Due Oct. 21 (a week and a day)

Suppose we have four dining philosophers at a round table.
There is one chopstick between each pair of philosophers.
A philosopher needs to pick up a chopstick from the left and
a chopstick from the right in order to eat (dine).

If each philospher first picks up the chipstick on their left, then no
philosopher can eat, since no philosopher can pick up a chopstick on
their right.

Our solution will be to guarantee that at least one philosopher can eat.

As before, assume four philosophers.  In the main() routine,
call pthread_create() to create five philosophers.  The start
function should be called philosopher(int *i), where i varies from 0 to 3.

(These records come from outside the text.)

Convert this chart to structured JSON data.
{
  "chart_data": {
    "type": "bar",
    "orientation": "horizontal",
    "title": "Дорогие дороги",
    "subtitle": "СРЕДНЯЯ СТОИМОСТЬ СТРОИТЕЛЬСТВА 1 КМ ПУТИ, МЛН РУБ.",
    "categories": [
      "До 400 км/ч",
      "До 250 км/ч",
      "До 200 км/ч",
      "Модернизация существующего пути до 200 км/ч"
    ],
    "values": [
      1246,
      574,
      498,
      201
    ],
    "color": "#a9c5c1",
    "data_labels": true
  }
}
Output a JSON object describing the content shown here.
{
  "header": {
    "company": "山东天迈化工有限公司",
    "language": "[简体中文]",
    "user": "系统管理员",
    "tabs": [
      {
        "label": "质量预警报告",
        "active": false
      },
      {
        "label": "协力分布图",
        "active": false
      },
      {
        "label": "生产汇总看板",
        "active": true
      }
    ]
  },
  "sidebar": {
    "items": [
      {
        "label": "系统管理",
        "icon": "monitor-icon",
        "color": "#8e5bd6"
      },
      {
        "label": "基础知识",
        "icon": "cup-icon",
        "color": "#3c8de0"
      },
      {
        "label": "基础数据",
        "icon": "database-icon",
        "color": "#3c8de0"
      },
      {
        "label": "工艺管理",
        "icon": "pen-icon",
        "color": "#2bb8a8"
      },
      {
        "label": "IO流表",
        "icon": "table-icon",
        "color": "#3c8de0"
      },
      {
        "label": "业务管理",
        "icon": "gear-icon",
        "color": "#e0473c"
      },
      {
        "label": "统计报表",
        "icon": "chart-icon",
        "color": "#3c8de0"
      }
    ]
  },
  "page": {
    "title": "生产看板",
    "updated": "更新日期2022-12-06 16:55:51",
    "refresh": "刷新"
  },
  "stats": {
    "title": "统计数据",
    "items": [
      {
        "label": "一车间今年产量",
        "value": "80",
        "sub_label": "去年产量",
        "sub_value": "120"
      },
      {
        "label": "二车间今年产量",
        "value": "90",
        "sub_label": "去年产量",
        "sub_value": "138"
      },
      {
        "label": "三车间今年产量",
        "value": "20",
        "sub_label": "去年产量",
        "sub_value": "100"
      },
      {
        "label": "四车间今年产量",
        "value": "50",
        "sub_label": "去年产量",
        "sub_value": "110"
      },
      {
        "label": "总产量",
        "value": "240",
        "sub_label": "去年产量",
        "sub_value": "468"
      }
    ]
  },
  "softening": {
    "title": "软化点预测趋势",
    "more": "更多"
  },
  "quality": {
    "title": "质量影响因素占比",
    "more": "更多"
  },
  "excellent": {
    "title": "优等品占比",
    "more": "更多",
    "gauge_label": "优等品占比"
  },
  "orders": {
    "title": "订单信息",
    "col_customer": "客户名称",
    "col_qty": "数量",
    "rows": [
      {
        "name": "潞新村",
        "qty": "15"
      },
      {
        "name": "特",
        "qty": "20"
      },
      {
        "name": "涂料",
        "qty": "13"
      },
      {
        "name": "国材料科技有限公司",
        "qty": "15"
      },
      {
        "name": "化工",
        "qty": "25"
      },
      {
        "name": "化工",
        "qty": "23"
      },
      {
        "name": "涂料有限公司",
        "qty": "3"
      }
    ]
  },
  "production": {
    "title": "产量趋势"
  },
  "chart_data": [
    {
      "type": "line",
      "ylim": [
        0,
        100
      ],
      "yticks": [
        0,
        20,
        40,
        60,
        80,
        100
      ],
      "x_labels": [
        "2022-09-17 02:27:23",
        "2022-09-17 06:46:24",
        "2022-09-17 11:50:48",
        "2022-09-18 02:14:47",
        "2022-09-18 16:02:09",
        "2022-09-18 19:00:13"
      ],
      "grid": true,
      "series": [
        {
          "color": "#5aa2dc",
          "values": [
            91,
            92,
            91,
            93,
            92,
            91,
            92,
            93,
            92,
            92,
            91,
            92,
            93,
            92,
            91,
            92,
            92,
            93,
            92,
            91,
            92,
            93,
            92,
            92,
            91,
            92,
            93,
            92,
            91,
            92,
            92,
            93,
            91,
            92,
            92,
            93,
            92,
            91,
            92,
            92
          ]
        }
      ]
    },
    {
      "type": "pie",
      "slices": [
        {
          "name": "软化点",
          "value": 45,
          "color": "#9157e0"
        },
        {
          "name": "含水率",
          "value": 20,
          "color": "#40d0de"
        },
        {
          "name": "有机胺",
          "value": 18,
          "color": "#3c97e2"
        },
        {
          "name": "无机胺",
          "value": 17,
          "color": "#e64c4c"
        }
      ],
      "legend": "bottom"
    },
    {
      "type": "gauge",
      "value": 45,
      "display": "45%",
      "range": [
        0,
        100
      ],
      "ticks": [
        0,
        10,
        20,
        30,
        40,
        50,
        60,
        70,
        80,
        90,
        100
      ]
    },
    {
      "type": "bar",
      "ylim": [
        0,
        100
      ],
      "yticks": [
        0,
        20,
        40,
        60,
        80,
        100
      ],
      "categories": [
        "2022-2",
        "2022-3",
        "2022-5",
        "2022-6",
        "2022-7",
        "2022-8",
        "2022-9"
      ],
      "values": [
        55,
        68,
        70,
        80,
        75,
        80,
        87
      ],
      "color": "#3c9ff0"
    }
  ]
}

Also, create a semaphore whose count is initialized to 3.
Conceptually, we have a global array for the state of the
chopsticks (which you may or may not need):
  int chopstick[4] = {0,0,0,0};

Finally, create an array of mutexes:
  pthread_mutex_t mutex[4];
Inside main(), initialize:
  mutex[i] = PTHREAD_MUTEX_INITIALIZER;
for each i as i goes from 0 to 3.

Inside the function philosopher(), each philosopher should
set a local variable, "int x;", based on the argument i
that it received.  It should then  call:
  sem_wait()  [ on the semaphore ]
followed by:
  sleep( random() % 5 );
  pthread_mutex_lock( mutex[ (x+4-1) % 4 ]; // left chopstick held
followed by:
  sleep( random() % 5 );
followed by:
  pthread_mutex_lock( mutex[ (x+4+1) % 4 ]; // right chopstick held
  printf("Diner %d is eating: %d\n", i);
followed by:
  sleep( random() % 5 );
  pthread_mutex_unlock( mutex[ (x+4-1) % 4 ] ); // left chopstick released
  pthread_mutex_unlock( mutex[ (x+4+1) % 4 ] ); // right chopstick released
  sem_post()  [ on the semaphore ]

Then compile and run the code several times.  You should always see at
least one dining philospher eating.

Next, change the initial value of the semaphore to 4 instead of 3.
Try running the code several times.  You should now see an
occasional deadlock (in which no philosphoer is eating).